Que de fées penchées sur son berceau lorsque Georges Bizet, âgé d’une vingtaine d’années, compose Les Pêcheurs de perles : Julia (La Vestale), Norma, l’une et l’autre comme Leila infidèles à leur vœux de chasteté ; Verdi par la peinture au rouleau de larges fresques chorales ; Gounod par le brodé au point d’épine de la mélodie. A l’époque, public et critiques brandirent leur crucifix, croyant déceler de diaboliques influences wagnériennes dans l’usage du leitmotiv, l’abus de dissonances et l’abondance de couleurs orchestrales. Quelle idée ! Existe-t-il opéra romantique plus français, avec tout ce que cela impose de délicatesse pour ne pas froisser la soie d’une musique suspendue à la clarté d’une langue difficile à chanter ? Aujourd’hui, nous disposons du recul nécessaire pour démêler selon les options d’interprétation l’écheveau des réminiscences.
Ainsi, à Limoges, ce n’est pas Norma que rappelle le soprano léger d’Hélène Guilmette. Confiés à des voix plus étoffées, les courbes, les pleins et les déliés de l’air « Ô Dieu Brahma ! » pourraient sembler calqués sur les volutes infinies de « Casta Diva ». Non, pas la druidesse bellinienne mais Juliette de Gounod, fraîche, pure et innocente au premier acte avec comme carte maîtresse un trille vivement battu ; tendre et rêveuse avec des sons subtilement filés dans la cavatine où la personnalité de Leila se matérialise à force d’immatérialité ; renvoyée à ses limites lyriques lorsqu’il lui faut répondre aux serments d’amour de Nadir puis à ses insuffisances dramatiques face à Zurga au troisième acte.
Alexandre Duhamel (Zurga) et Hélène Guilmette (Leila) © Eric Bloch
C’est que dans ces deux duos clés, ténor et baryton après avoir cherché leurs marques durant la première partie trouvent enfin matière à justifier l’espoir que suscitent aujourd’hui leurs deux noms. Il serait presque trop tard pour Julian Dran dont la romance, un des airs les plus attendus de la partition, souffre auparavant de quelques duretés et raideurs. Effet du trac ? Sans doute, car ensuite « Ton cœur n’a pas compris le mien », porté par une émission à la hauteur mieux contrôlée, offre ce mélange d’ardeur et de douceur propre à Nadir.

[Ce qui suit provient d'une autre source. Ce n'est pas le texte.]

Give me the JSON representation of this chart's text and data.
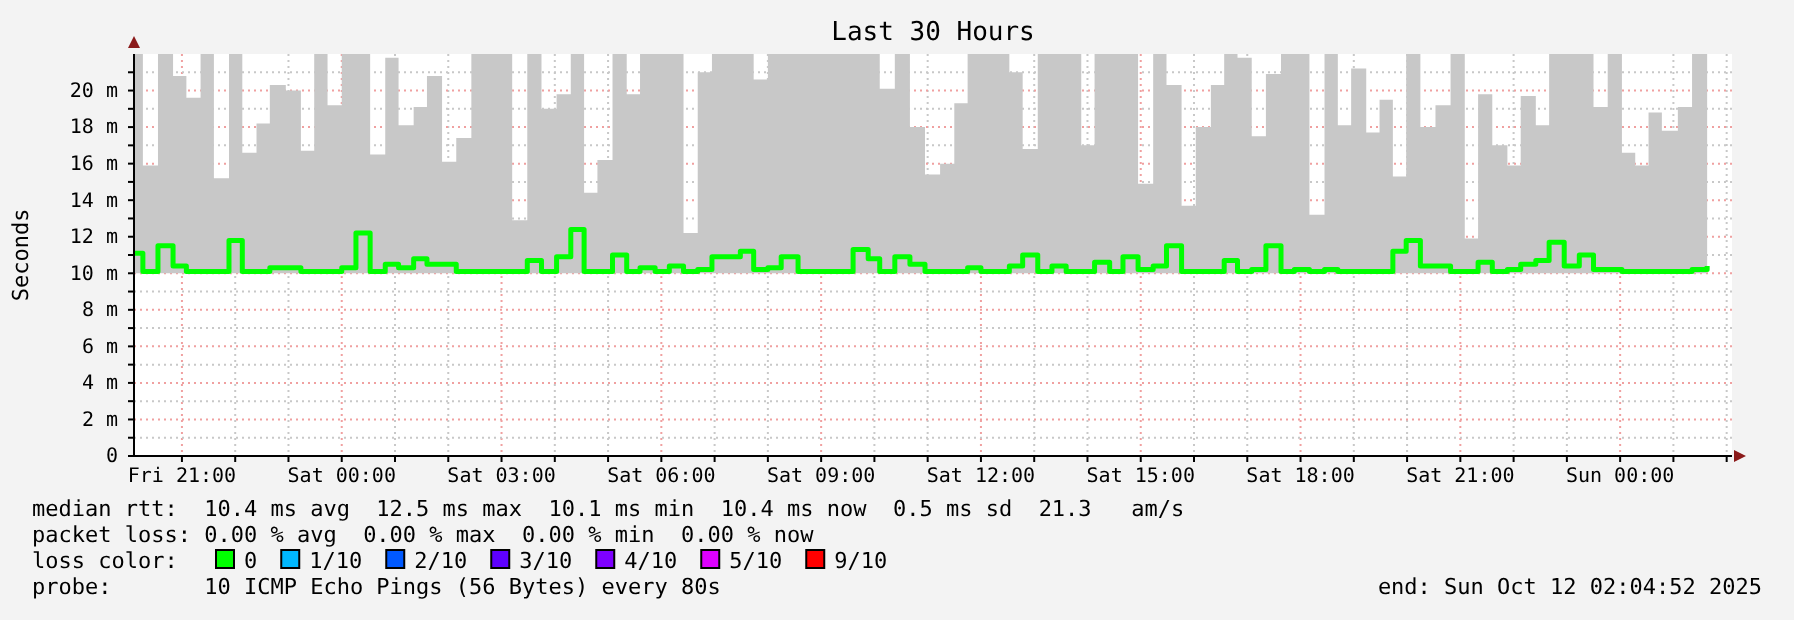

Il est temps encore pour Alexandre Duhamel. Le rôle de Zurga se concentre sur le troisième acte avec, outre le duo évoqué plus haut, l’air « L’orage s’est calmé » où l’on retrouve le chanteur tel qu’en lui-même : sonore, engagé, l’aigu libéré et, au-delà, maître de cet art de la déclamation inhérent à l’opéra français, intelligible comme le sont d’ailleurs ses partenaires – sans exception, y compris Frédéric Caton en Nourabad figé et hautain – mais aussi intelligent, de cette intelligence du texte qui légitime l’union du mot et de la note.

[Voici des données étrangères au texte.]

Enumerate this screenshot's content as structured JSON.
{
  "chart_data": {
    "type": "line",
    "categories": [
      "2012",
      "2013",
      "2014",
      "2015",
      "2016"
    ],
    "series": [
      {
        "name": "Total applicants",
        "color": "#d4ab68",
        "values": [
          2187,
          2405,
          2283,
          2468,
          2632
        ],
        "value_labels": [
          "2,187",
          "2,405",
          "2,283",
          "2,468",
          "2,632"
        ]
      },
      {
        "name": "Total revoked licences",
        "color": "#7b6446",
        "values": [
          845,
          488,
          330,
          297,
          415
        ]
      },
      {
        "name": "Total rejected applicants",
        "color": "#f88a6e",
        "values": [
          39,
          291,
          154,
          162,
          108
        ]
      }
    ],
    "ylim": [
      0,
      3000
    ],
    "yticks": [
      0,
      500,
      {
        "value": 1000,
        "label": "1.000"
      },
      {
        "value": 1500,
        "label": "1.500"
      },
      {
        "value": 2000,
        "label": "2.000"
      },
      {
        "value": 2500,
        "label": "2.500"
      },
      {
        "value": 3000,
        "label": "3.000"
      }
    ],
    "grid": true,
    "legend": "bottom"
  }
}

Directeur musical de l’Opéra de Limoges depuis 2013, Robert Tuohy refuse les coups de poing furieux demandés à l’orchestre par le jeune Bizet et préfère aux excès de fougue le balancement indolent de rythmes censément orientaux. A l’inverse, le chœur privilégie les teintes franches, avivées encore par des pupitres où femmes et hommes, et à l’intérieur de cette première séparation, sopranos et altos, ténors et basses, bien qu’exprimant leurs individualités farouches, occupent ensemble le premier plan.

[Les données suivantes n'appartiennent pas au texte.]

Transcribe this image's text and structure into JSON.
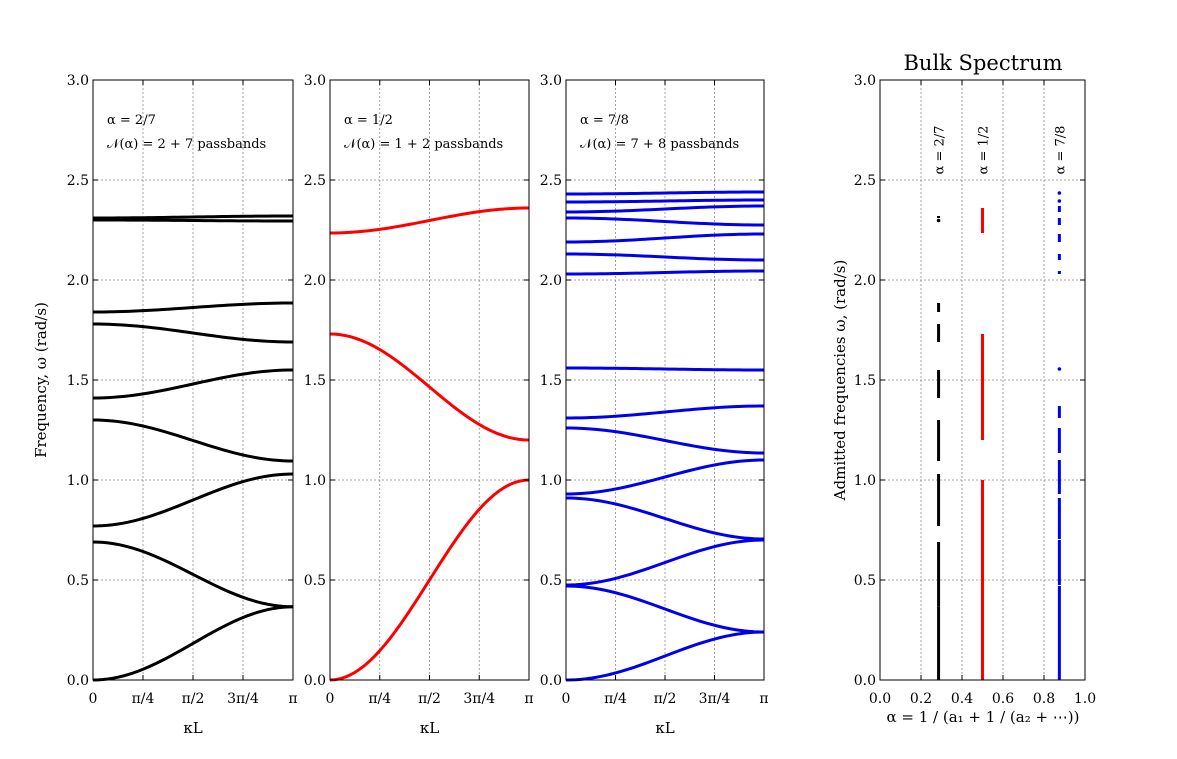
{
  "chart_data": [
    {
      "type": "line",
      "panel": "band-alpha-2-7",
      "xlabel": "κL",
      "ylabel": "Frequency, ω (rad/s)",
      "xlim": [
        0,
        3.14159
      ],
      "ylim": [
        0,
        3.0
      ],
      "xticks": [
        0,
        0.7854,
        1.5708,
        2.3562,
        3.14159
      ],
      "xtick_labels": [
        "0",
        "π/4",
        "π/2",
        "3π/4",
        "π"
      ],
      "yticks": [
        0.0,
        0.5,
        1.0,
        1.5,
        2.0,
        2.5,
        3.0
      ],
      "ytick_labels": [
        "0.0",
        "0.5",
        "1.0",
        "1.5",
        "2.0",
        "2.5",
        "3.0"
      ],
      "grid": true,
      "color": "#000000",
      "annotations": [
        "α = 2/7",
        "𝒩(α) = 2 + 7 passbands"
      ],
      "bands": [
        [
          0.0,
          0.366
        ],
        [
          0.69,
          0.366
        ],
        [
          0.77,
          1.03
        ],
        [
          1.3,
          1.095
        ],
        [
          1.41,
          1.55
        ],
        [
          1.78,
          1.69
        ],
        [
          1.84,
          1.885
        ],
        [
          2.3,
          2.295
        ],
        [
          2.31,
          2.32
        ]
      ]
    },
    {
      "type": "line",
      "panel": "band-alpha-1-2",
      "xlabel": "κL",
      "xlim": [
        0,
        3.14159
      ],
      "ylim": [
        0,
        3.0
      ],
      "xticks": [
        0,
        0.7854,
        1.5708,
        2.3562,
        3.14159
      ],
      "xtick_labels": [
        "0",
        "π/4",
        "π/2",
        "3π/4",
        "π"
      ],
      "yticks": [
        0.0,
        0.5,
        1.0,
        1.5,
        2.0,
        2.5,
        3.0
      ],
      "ytick_labels": [
        "0.0",
        "0.5",
        "1.0",
        "1.5",
        "2.0",
        "2.5",
        "3.0"
      ],
      "grid": true,
      "color": "#ff0000",
      "annotations": [
        "α = 1/2",
        "𝒩(α) = 1 + 2 passbands"
      ],
      "bands": [
        [
          0.0,
          1.0
        ],
        [
          1.73,
          1.2
        ],
        [
          2.235,
          2.36
        ]
      ]
    },
    {
      "type": "line",
      "panel": "band-alpha-7-8",
      "xlabel": "κL",
      "xlim": [
        0,
        3.14159
      ],
      "ylim": [
        0,
        3.0
      ],
      "xticks": [
        0,
        0.7854,
        1.5708,
        2.3562,
        3.14159
      ],
      "xtick_labels": [
        "0",
        "π/4",
        "π/2",
        "3π/4",
        "π"
      ],
      "yticks": [
        0.0,
        0.5,
        1.0,
        1.5,
        2.0,
        2.5,
        3.0
      ],
      "ytick_labels": [
        "0.0",
        "0.5",
        "1.0",
        "1.5",
        "2.0",
        "2.5",
        "3.0"
      ],
      "grid": true,
      "color": "#0000ee",
      "annotations": [
        "α = 7/8",
        "𝒩(α) = 7 + 8 passbands"
      ],
      "bands": [
        [
          0.0,
          0.24
        ],
        [
          0.47,
          0.24
        ],
        [
          0.475,
          0.7
        ],
        [
          0.91,
          0.705
        ],
        [
          0.93,
          1.1
        ],
        [
          1.26,
          1.135
        ],
        [
          1.31,
          1.37
        ],
        [
          1.56,
          1.55
        ],
        [
          2.03,
          2.045
        ],
        [
          2.13,
          2.1
        ],
        [
          2.19,
          2.23
        ],
        [
          2.31,
          2.275
        ],
        [
          2.34,
          2.37
        ],
        [
          2.39,
          2.4
        ],
        [
          2.43,
          2.44
        ]
      ]
    },
    {
      "type": "scatter",
      "panel": "bulk-spectrum",
      "title": "Bulk Spectrum",
      "xlabel": "α = 1 / (a₁ + 1 / (a₂ + ⋯))",
      "ylabel": "Admitted frequencies ω, (rad/s)",
      "xlim": [
        0.0,
        1.0
      ],
      "ylim": [
        0.0,
        3.0
      ],
      "xticks": [
        0.0,
        0.2,
        0.4,
        0.6,
        0.8,
        1.0
      ],
      "xtick_labels": [
        "0.0",
        "0.2",
        "0.4",
        "0.6",
        "0.8",
        "1.0"
      ],
      "yticks": [
        0.0,
        0.5,
        1.0,
        1.5,
        2.0,
        2.5,
        3.0
      ],
      "ytick_labels": [
        "0.0",
        "0.5",
        "1.0",
        "1.5",
        "2.0",
        "2.5",
        "3.0"
      ],
      "grid": true,
      "series": [
        {
          "name": "α = 2/7",
          "alpha": 0.2857,
          "color": "#000000",
          "intervals": [
            [
              0.0,
              0.366
            ],
            [
              0.366,
              0.69
            ],
            [
              0.77,
              1.03
            ],
            [
              1.095,
              1.3
            ],
            [
              1.41,
              1.55
            ],
            [
              1.69,
              1.78
            ],
            [
              1.84,
              1.885
            ],
            [
              2.295,
              2.3
            ],
            [
              2.31,
              2.32
            ]
          ]
        },
        {
          "name": "α = 1/2",
          "alpha": 0.5,
          "color": "#ff0000",
          "intervals": [
            [
              0.0,
              1.0
            ],
            [
              1.2,
              1.73
            ],
            [
              2.235,
              2.36
            ]
          ]
        },
        {
          "name": "α = 7/8",
          "alpha": 0.875,
          "color": "#0000ee",
          "intervals": [
            [
              0.0,
              0.24
            ],
            [
              0.24,
              0.47
            ],
            [
              0.475,
              0.7
            ],
            [
              0.705,
              0.91
            ],
            [
              0.93,
              1.1
            ],
            [
              1.135,
              1.26
            ],
            [
              1.31,
              1.37
            ],
            [
              1.55,
              1.56
            ],
            [
              2.03,
              2.045
            ],
            [
              2.1,
              2.13
            ],
            [
              2.19,
              2.23
            ],
            [
              2.275,
              2.31
            ],
            [
              2.34,
              2.37
            ],
            [
              2.39,
              2.4
            ],
            [
              2.43,
              2.44
            ]
          ]
        }
      ]
    }
  ]
}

La mise en scène de Bernard Pisani choisit de les planter sur scène en confiant le mouvement à une poignée de danseurs. Sans parti pris autre que la lisibilité, l’approche séduit d’abord par un décor où les courbes stylisées évoquent au gré de lumières fluorescentes, vagues, ciel, soleil ou lune. Les costumes, conformes au lieu et au temps de l’action, participent à cette exploration bipolaire de la gamme chromatique. Bleus et oranges se confrontent en un camaïeu onirique, tout comme se disputent au sein du premier chef d’œuvre lyrique de Georges Bizet différentes inspirations.